With Sarah, I discovered more value in alternative areas of myself, and it reduced the importance of sex. I don’t want to be intimate with other people currently. Should I have a desire for physical connection, I have other ways I can manage it. Self-pleasure is one, but alternatively taking a hike, considering what I’m feeling or watercolour painting.
When Sarah discovered this part of herself, I began to realise that intimacy is more about shared feelings. This can occur during sex, but as well as through alternative ways that are similarly important and gratifying. I once had a particular notion of what asexuality was – if you didn’t have sex, you would not experience desire. But it exists on a continuum, and it requires patience to figure out your position on it.

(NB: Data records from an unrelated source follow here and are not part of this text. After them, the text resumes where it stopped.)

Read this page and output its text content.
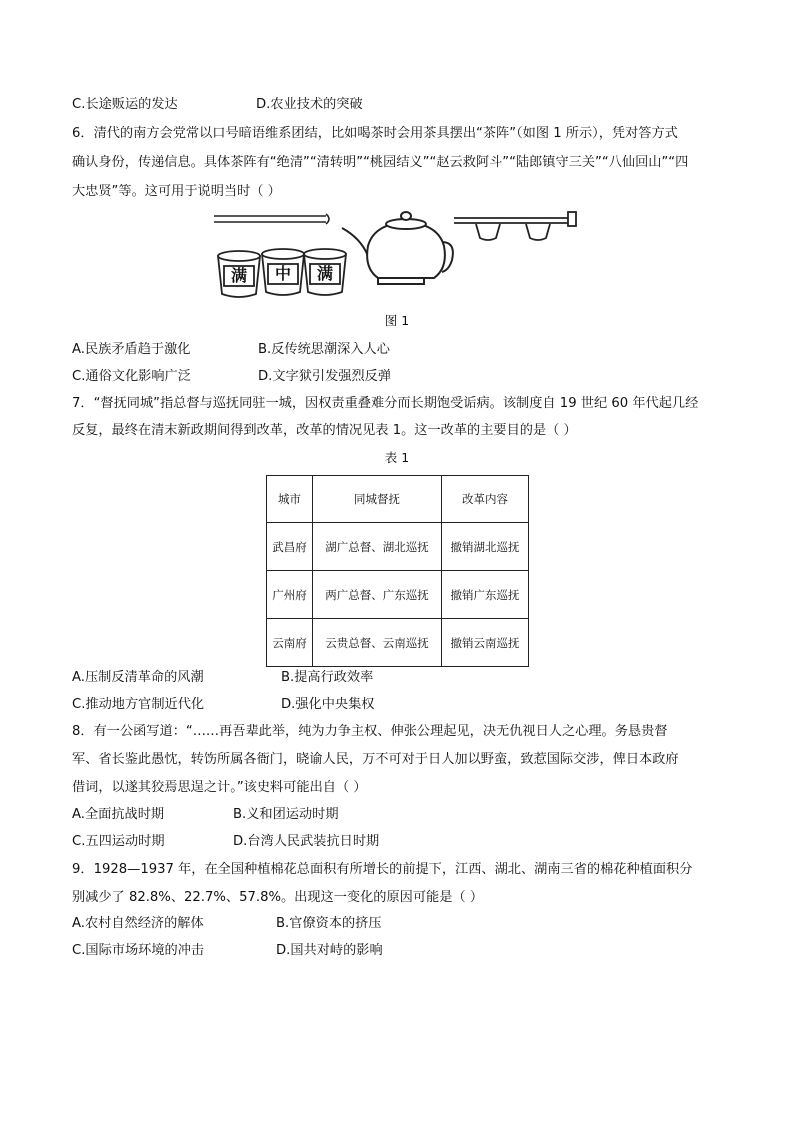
C.长途贩运的发达	D.农业技术的突破
6．清代的南方会党常以口号暗语维系团结，比如喝茶时会用茶具摆出“茶阵”（如图 1 所示），凭对答方式
确认身份，传递信息。具体茶阵有“绝清”“清转明”“桃园结义”“赵云救阿斗”“陆郎镇守三关”“八仙回山”“四
大忠贤”等。这可用于说明当时（ ）
满 中 满
图 1
A.民族矛盾趋于激化	B.反传统思潮深入人心
C.通俗文化影响广泛	D.文字狱引发强烈反弹
7．“督抚同城”指总督与巡抚同驻一城，因权责重叠难分而长期饱受诟病。该制度自 19 世纪 60 年代起几经
反复，最终在清末新政期间得到改革，改革的情况见表 1。这一改革的主要目的是（ ）
表 1
城市	同城督抚	改革内容
武昌府	湖广总督、湖北巡抚	撤销湖北巡抚
广州府	两广总督、广东巡抚	撤销广东巡抚
云南府	云贵总督、云南巡抚	撤销云南巡抚
A.压制反清革命的风潮	B.提高行政效率
C.推动地方官制近代化	D.强化中央集权
8．有一公函写道：“……再吾辈此举，纯为力争主权、伸张公理起见，决无仇视日人之心理。务恳贵督
军、省长鉴此愚忱，转饬所属各衙门，晓谕人民，万不可对于日人加以野蛮，致惹国际交涉，俾日本政府
借词，以遂其狡焉思逞之计。”该史料可能出自（ ）
A.全面抗战时期	B.义和团运动时期
C.五四运动时期	D.台湾人民武装抗日时期
9．1928—1937 年，在全国种植棉花总面积有所增长的前提下，江西、湖北、湖南三省的棉花种植面积分
别减少了 82.8%、22.7%、57.8%。出现这一变化的原因可能是（ ）
A.农村自然经济的解体	B.官僚资本的挤压
C.国际市场环境的冲击	D.国共对峙的影响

We have been a couple for nine years, and just because sex isn’t a priority doesn’t mean that romance isn’t. Planning intentional periods for connection is really essential for our relationship. Sometimes we buy creative projects and do them in small portions daily, which is really intimate. Or we plan a date night and head out for a non-alcoholic drink and a pizza. We embrace and make plans down the road, which is a way to show affection. I experience a lot of pleasure from cooking for other people, and it leaves me very content like an satisfied state.
This aspect has enlarged the concept of our partnership. It’s like limiting the tools you have for your relationship – you have to find new ways using available means. It pushes you to reflect creatively. But it never reduced the bond that I experience for Sarah at all.